VESSAZIONI
Senegalese discriminato. E licenziato
Denuncia il datore di lavoro ma la depenalizzazione dell’ingiuria è una beffa: «Scoprire che certe parole non sono punibili fa male»
«Lavati perché puzzi», «negro di m.....», «zulù», «mongolo»: sono solo alcuni degli insulti che si è sentito rivolgere un cittadino senegalese negli ultimi tormentati mesi della sua esperienza lavorativa in un’azienda della provincia di Varese.
L’uomo ha presentato denuncia alla procura di Busto Arsizio, sostenendo di essere stato vittima di ripetute vessazioni e insulti, anche a sfondo razziale, da parte dei datori e colleghi di lavoro, al solo scopo di costringerlo a mollare il lavoro. Di fronte al suo rifiuto di rassegnare le dimissioni, l’azienda ha proceduto al licenziamento, che è stato impugnato.
Permesso in regola
L’operaio di origine africana, residente sul nostro territorio con regolare permesso di soggiorno, ha denunciato penalmente i suoi ex datori di lavoro. A sei anni dai fatti, il procedimento è stato archiviato dal Gip, che non ha rilevato condotte penalmente rilevanti a carico delle persone denunciate.
A questo proposito va evidenziato che in seguito al decreto “svuota carceri” del 15 gennaio 2016, che depenalizza il reato di ingiuria (rendendolo un mero illecito civile), l’insulto razzista non si può considerare di per sé reato. Chiariamo con un esempio: se qualcuno pronunciasse la frase «brutto negro, ti do fuoco», costui sarebbe sì perseguibile penalmente, ma non per l’epiteto razzista, bensì per la sola minaccia. Razzismo e xenofobia diventano invece reato in caso di «propaganda», ovvero quando qualcuno divulghi idee basate sull’odio razziale, o istighi a compiere atti discriminatori.

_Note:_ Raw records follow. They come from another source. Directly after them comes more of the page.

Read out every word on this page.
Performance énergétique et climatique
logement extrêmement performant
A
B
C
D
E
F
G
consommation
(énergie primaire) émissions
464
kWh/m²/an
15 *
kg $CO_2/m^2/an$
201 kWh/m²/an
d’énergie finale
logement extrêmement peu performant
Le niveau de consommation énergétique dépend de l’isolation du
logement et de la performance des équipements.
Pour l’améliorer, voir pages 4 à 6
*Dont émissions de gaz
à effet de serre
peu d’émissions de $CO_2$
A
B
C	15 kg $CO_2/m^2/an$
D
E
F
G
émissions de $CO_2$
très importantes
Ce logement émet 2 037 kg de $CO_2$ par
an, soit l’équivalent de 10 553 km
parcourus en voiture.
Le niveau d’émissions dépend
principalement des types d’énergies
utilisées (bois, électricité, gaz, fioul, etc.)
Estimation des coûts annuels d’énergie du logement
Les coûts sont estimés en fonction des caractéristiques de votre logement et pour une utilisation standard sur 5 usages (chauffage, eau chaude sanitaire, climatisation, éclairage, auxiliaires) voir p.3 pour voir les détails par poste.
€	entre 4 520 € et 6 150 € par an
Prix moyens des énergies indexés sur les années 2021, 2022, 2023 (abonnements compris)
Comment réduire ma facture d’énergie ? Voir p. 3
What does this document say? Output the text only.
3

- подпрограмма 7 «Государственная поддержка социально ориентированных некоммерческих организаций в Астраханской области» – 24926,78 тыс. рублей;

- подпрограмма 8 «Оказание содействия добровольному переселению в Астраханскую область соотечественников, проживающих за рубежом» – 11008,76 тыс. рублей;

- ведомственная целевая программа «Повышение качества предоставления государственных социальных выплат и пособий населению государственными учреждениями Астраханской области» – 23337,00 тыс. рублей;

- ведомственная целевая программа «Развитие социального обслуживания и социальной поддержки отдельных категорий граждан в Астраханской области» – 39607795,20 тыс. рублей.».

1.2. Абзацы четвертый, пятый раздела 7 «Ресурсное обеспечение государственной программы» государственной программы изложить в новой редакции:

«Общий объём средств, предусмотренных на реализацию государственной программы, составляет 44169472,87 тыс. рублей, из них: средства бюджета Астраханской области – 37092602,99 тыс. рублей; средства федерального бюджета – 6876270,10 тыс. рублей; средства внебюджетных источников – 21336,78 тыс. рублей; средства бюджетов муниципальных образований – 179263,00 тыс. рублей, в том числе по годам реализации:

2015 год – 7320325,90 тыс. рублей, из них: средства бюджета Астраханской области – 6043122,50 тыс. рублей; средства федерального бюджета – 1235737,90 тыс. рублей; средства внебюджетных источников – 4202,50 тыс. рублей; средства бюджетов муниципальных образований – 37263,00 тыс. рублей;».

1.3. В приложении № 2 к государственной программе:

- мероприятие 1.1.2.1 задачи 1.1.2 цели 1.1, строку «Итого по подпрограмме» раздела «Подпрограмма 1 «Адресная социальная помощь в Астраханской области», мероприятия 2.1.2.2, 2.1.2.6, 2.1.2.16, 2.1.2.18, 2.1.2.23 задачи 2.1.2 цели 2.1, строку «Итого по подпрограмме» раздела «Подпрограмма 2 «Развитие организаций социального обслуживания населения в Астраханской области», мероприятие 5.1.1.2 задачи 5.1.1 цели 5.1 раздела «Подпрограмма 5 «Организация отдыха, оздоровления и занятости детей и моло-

L’operaio senegalese non riesce a darsi pace: «La cosa che mi dà più fastidio – racconta – è che a trattarmi in quel modo sono state persone con cui ho lavorato per dieci anni. A un certo punto è cambiato tutto: hanno cominciato a dirmi che puzzavo, che non mi lavavo (cosa non vera perché facevo la doccia tutte le mattine). Mi hanno ripreso perfino perché indossavo due maglioni mentre lavoravo in cantiere al mattino presto. Non sapevano più cosa dirmi per fare in modo che mi stancassi e lasciassi il posto di lavoro».
Il dipendente licenziato ripensa con rabbia al contenuto di alcune frasi rivoltegli da un ex collega: «Mi è stato dato del «negro di m....». Mi è stato detto che puzzavo, che facevo schifo. Non posso accettare certi insulti da persone che ritenevo amiche».
Il Gip non ha rilevato dagli atti “nemmeno l’ombra di insulti di sapore razzista”, mentre nella richiesta d’archiviazione il pubblico ministero ha evidenziato “la natura marcatamente offensiva e razzista” delle frasi di un collega di lavoro del denunciante, ma “alla luce dell’avvenuta depenalizzazione delle discriminazioni in ambito lavorativo, la vicenda assume natura prettamente giuslavoristica”.
L’uomo è difeso dall’avvocato Milena Ruffini, che spiega: «Difficile per il mio cliente fornire nuovi spunti investigativi a più di cinque anni dai fatti. Per di più, la sola offesa a sfondo razzista, anche se reiterata, non ha più alcuna rilevanza penale in seguito alla depenalizzazione del reato di ingiuria, peraltro avvenuta in epoca successiva ai fatti».
Tuttavia, «l’insulto razzista è discriminatorio e svilente: il suo grado di offensività non può essere paragonato a quello della semplice ingiuria. Auspico interventi legislativi in merito».
Profondamente segnato
Dopo quegli episodi, l’uomo non è stato più lo stesso: «Sono rimasto profondamente segnato - dice - faccio fatica a prendere sonno e la psicologa mi ha consigliato di iniziare una terapia prima che il mio malessere sfoci in una depressione. Venire a sapere che l’insulto razzista in Italia non è un reato mi lascia tanta amarezza».